I'm pretty sure I had the exact same experience as you last time I watched this, Bill. Knew that I had sat through it at least once or twice before (a long time before, true), but none of it felt familiar to me at all, except for the obvious parts.

My overall opinion of it is pretty well the same, too. It's a movie that would be easy to write off as a couple of nasty gore scenes spaced out over some fairly standard sci-fi intrigue, but I think you do it justice here. Because the sheer, undiluted, agonizing physical horror of the violence inflicted, willingly or otherwise, by these "scanner" powers is what powers the movie and gives these imaginary concepts some weight, some connection to a real world where good and evil are sometimes a little hazy, but inescapable physical torment and madness are always an all too real possibility.

bill r. said...

Yes, and plus that climactic showdown is *really* something. I don't think I gave it enough credit here.

Bob The Wordless said...

Stephen Lack's performance was *ahem* lacking something.
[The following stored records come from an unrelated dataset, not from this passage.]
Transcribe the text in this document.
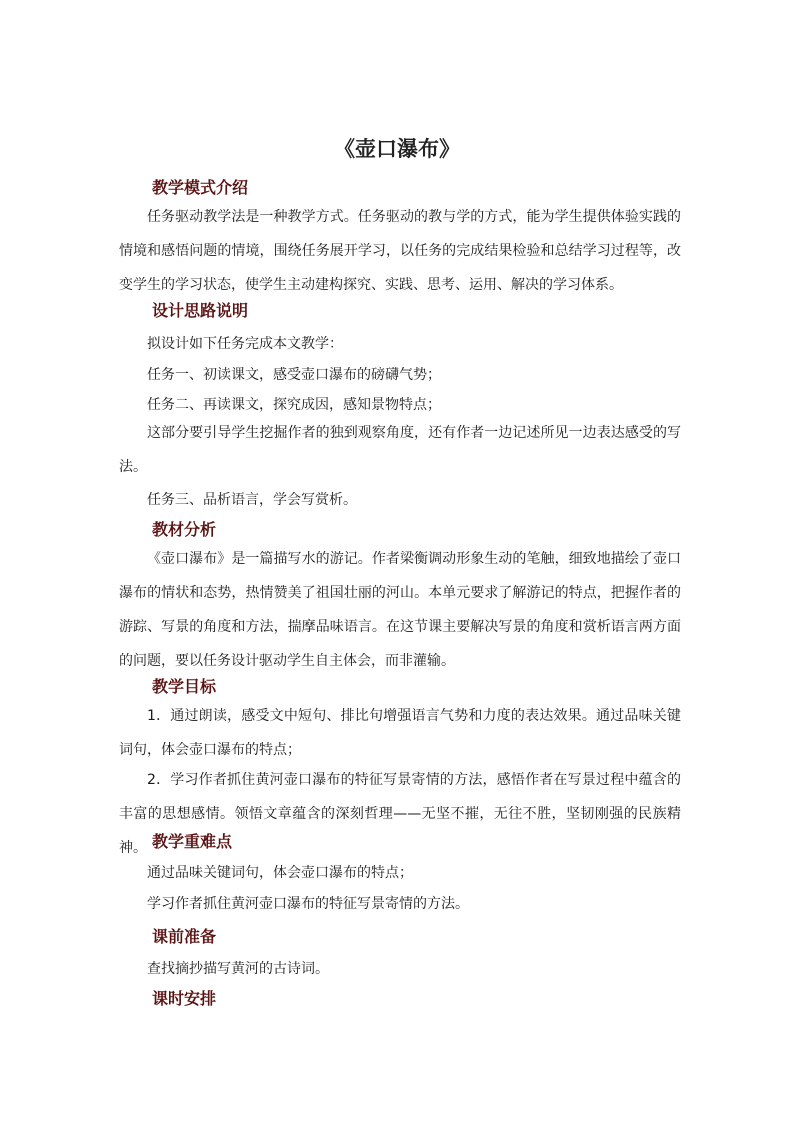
《壶口瀑布》
教学模式介绍
任务驱动教学法是一种教学方式。任务驱动的教与学的方式，能为学生提供体验实践的情境和感悟问题的情境，围绕任务展开学习，以任务的完成结果检验和总结学习过程等，改变学生的学习状态，使学生主动建构探究、实践、思考、运用、解决的学习体系。
设计思路说明
拟设计如下任务完成本文教学：
任务一、初读课文，感受壶口瀑布的磅礴气势；
任务二、再读课文，探究成因，感知景物特点；
这部分要引导学生挖掘作者的独到观察角度，还有作者一边记述所见一边表达感受的写法。
任务三、品析语言，学会写赏析。
教材分析
《壶口瀑布》是一篇描写水的游记。作者梁衡调动形象生动的笔触，细致地描绘了壶口瀑布的情状和态势，热情赞美了祖国壮丽的河山。本单元要求了解游记的特点，把握作者的游踪、写景的角度和方法，揣摩品味语言。在这节课主要解决写景的角度和赏析语言两方面的问题，要以任务设计驱动学生自主体会，而非灌输。
教学目标
1．通过朗读，感受文中短句、排比句增强语言气势和力度的表达效果。通过品味关键词句，体会壶口瀑布的特点；
2．学习作者抓住黄河壶口瀑布的特征写景寄情的方法，感悟作者在写景过程中蕴含的丰富的思想感情。领悟文章蕴含的深刻哲理——无坚不摧，无往不胜，坚韧刚强的民族精神。 教学重难点
通过品味关键词句，体会壶口瀑布的特点；
学习作者抓住黄河壶口瀑布的特征写景寄情的方法。
课前准备
查找摘抄描写黄河的古诗词。
课时安排
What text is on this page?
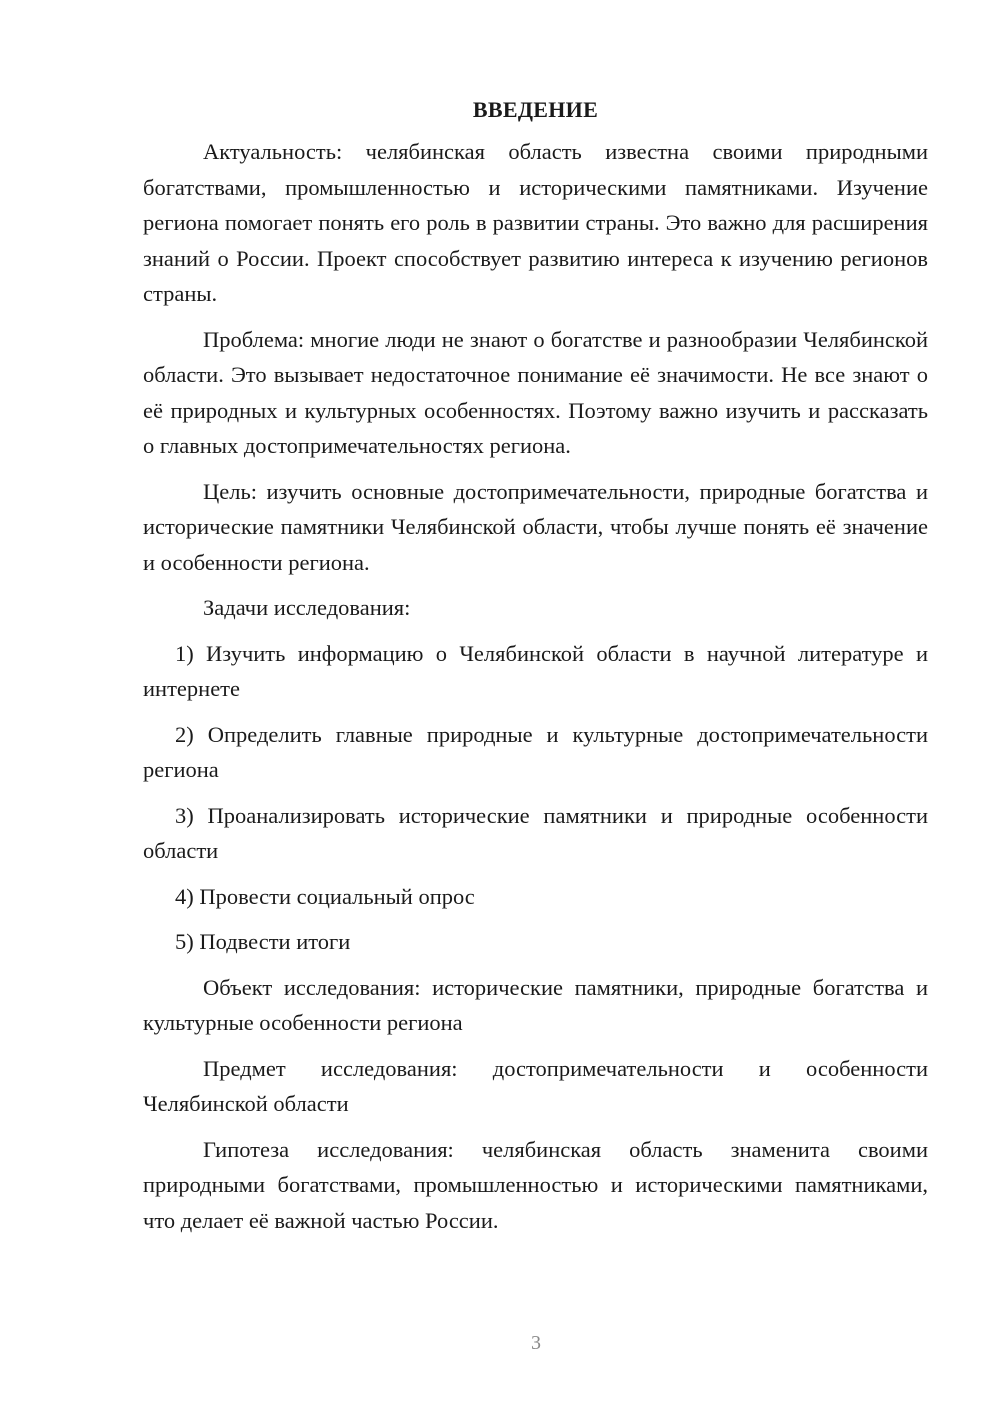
ВВЕДЕНИЕ

Актуальность: челябинская область известна своими природными богатствами, промышленностью и историческими памятниками. Изучение региона помогает понять его роль в развитии страны. Это важно для расширения знаний о России. Проект способствует развитию интереса к изучению регионов страны.

Проблема: многие люди не знают о богатстве и разнообразии Челябинской области. Это вызывает недостаточное понимание её значимости. Не все знают о её природных и культурных особенностях. Поэтому важно изучить и рассказать о главных достопримечательностях региона.

Цель: изучить основные достопримечательности, природные богатства и исторические памятники Челябинской области, чтобы лучше понять её значение и особенности региона.

Задачи исследования:

1) Изучить информацию о Челябинской области в научной литературе и интернете

2) Определить главные природные и культурные достопримечательности региона

3) Проанализировать исторические памятники и природные особенности области

4) Провести социальный опрос

5) Подвести итоги

Объект исследования: исторические памятники, природные богатства и культурные особенности региона

Предмет исследования: достопримечательности и особенности Челябинской области

Гипотеза исследования: челябинская область знаменита своими природными богатствами, промышленностью и историческими памятниками, что делает её важной частью России.

3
I found Vale somewhat boring,dull, insipid. Was that deliberate? Did Cronenberg want us to believe the character of Vale was so sleep inducing,uninteresting,invisible almost in fact, that when he won the scanner battle ( an amazing SFX tour de force),we are surprised,nay, flabbergasted? Or,was Lack's acting not up to par with Ironside, and, McGoohan? Lovin the Cronenberg posts. The Brood, one of my favorite Cronenberg movies,even has a somewhat boring leading man. maybe his leading men do not lead, but, somehow, survive. Looking forward to the next chapter.

bill r. said...

Thank you, Mr. The Wordless. I had intended to include something about Lack's fairly awful performance, but after a certain point I'd have been fitting it in just to prove I noticed, so I didn't bother. I don't however believe there was any sly motive in casting him. I just think Cronenberg at this point was still somewhat limited by who he could actually get.

That said, I actually thought Art Hindle in THE BROOD was pretty good.